Collections

The Porter-Phelps-Huntington Foundation's collections comprise the family home and furnishings, the surrounding gardens and agricultural property, and an extensive collection of family papers. The museum's collection of family artifacts is expansive, including numerous original paintings, over 100 linear feet of family papers including correspondence, diaries, printed materials, financial and legal papers, occasional books and account books, and home furnishings spanning from the 17th to 19th centuries. Below you will find more information about some of the more interesting pieces of the museum's collection.

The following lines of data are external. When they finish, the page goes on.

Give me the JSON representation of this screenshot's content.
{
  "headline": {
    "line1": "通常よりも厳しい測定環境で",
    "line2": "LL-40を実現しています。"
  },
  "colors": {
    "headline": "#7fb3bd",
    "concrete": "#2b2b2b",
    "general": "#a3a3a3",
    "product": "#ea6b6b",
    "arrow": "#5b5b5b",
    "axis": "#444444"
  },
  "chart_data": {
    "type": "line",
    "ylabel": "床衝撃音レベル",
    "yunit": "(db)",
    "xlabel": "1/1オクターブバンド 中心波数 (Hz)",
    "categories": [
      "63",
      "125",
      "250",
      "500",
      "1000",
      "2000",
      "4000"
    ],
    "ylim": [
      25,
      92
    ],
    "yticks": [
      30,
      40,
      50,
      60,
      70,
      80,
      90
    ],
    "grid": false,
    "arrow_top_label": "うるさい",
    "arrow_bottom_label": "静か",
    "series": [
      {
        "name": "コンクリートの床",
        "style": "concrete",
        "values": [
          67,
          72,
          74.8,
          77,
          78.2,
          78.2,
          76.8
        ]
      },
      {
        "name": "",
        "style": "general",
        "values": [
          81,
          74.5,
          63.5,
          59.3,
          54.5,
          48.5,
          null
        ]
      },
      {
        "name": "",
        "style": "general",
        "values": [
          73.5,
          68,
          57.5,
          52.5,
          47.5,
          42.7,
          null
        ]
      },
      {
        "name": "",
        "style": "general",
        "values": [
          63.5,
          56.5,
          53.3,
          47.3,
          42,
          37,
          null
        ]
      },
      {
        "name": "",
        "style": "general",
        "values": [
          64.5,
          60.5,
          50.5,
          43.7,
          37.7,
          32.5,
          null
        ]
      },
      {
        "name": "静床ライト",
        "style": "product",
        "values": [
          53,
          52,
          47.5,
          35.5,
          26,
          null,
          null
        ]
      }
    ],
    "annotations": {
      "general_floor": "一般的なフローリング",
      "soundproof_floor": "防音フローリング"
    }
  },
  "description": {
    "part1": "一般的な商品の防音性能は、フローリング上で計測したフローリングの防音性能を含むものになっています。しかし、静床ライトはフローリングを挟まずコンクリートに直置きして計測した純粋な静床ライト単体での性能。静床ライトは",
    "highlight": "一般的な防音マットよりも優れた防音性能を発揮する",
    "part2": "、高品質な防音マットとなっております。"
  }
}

An Architectural History of the House

The architectural history is particularly interesting. The house that Moses Porter built in 1752 was an amalgam of architectural styles. He blended aspects of Georgian architecture with earlier regional styles to create a unique, though relatively ephemeral (the house had been significantly altered by 1799), monument. First, Moses perpetuated the architectural tradition of the second-floor overhang that had characterized his family’s homestead in the center of Hadley (which still stands as the oldest house in town), built by his grandfather Samuel Porter, Jr. in 1713. When Samuel’s house was built, it most certainly stood out from the other houses around. So too did Moses’s. While Moses employed the traditional overhang, he sided his house with boards scored and then painted to look like Longmeadow sandstone. This Georgian effect, called rustication, was not at all popular in the Connecticut River Valley. In the eighteenth century, some upper class families in urban areas built houses with rusticated facades, and some civic buildings had it as well, but in Hadley it was unheard of: the rustication combined with the overhang produced a distinctive dwelling.

house004Gaylord's Design
One of the chairs described below against paneling installed by Gaylord in 1775 in the northeast bedchamber.

The Central Hall Plan

Inside, the central hallway illustrates another departure from the traditional architecture of Hadley, including the 1713 Porter house. Central hall plans were more characteristic of Georgian style houses, coming into fashion around the time that Moses was building his home in the middle of the eighteenth century. But Moses’s house was not a Georgian house. While rustication was a feature of Georgian houses, Moses did not incorporate Georgian decorative elements on the interior, such as joined, pained wooden paneling lining the rooms. Instead, Moses kept the traditional bare feather-edged pine paneling in all his rooms. So, while incorporating novel, fashionable architectural and decorative styles into his new home, he preserved his connection to the Valley via the retention of many traditional aspects of Connecticut Valley houses.

The Georgian Style

After Charles Phelps took over control of the house at Forty Acres following his marriage to Moses and Elizabeth Pitkin Porter’s only child Elizabeth, the Georgian style came to replace much of the traditional interior. Charles hired local joiner Samuel Gaylord, Jr. to remodel many of the rooms in the house in 1775 and 1786. In addition to adding joined wainscoting in some of the rooms and the central hallway, Charles also purchased six side chairs from Gaylord. Two of them survive in the house to this day (see above). Although Moses’s house was revamped into a much more Georgian edifice by Charles Phelps, this too proved ephemeral; by 1800 much of the house had been remodeled again (inside and outside) in the new Federal style. The survival of some Georgian elements in certain rooms attests to the evolution from an eclectic blend of traditional and trendy Georgian to a house that has become, by and large, Federal.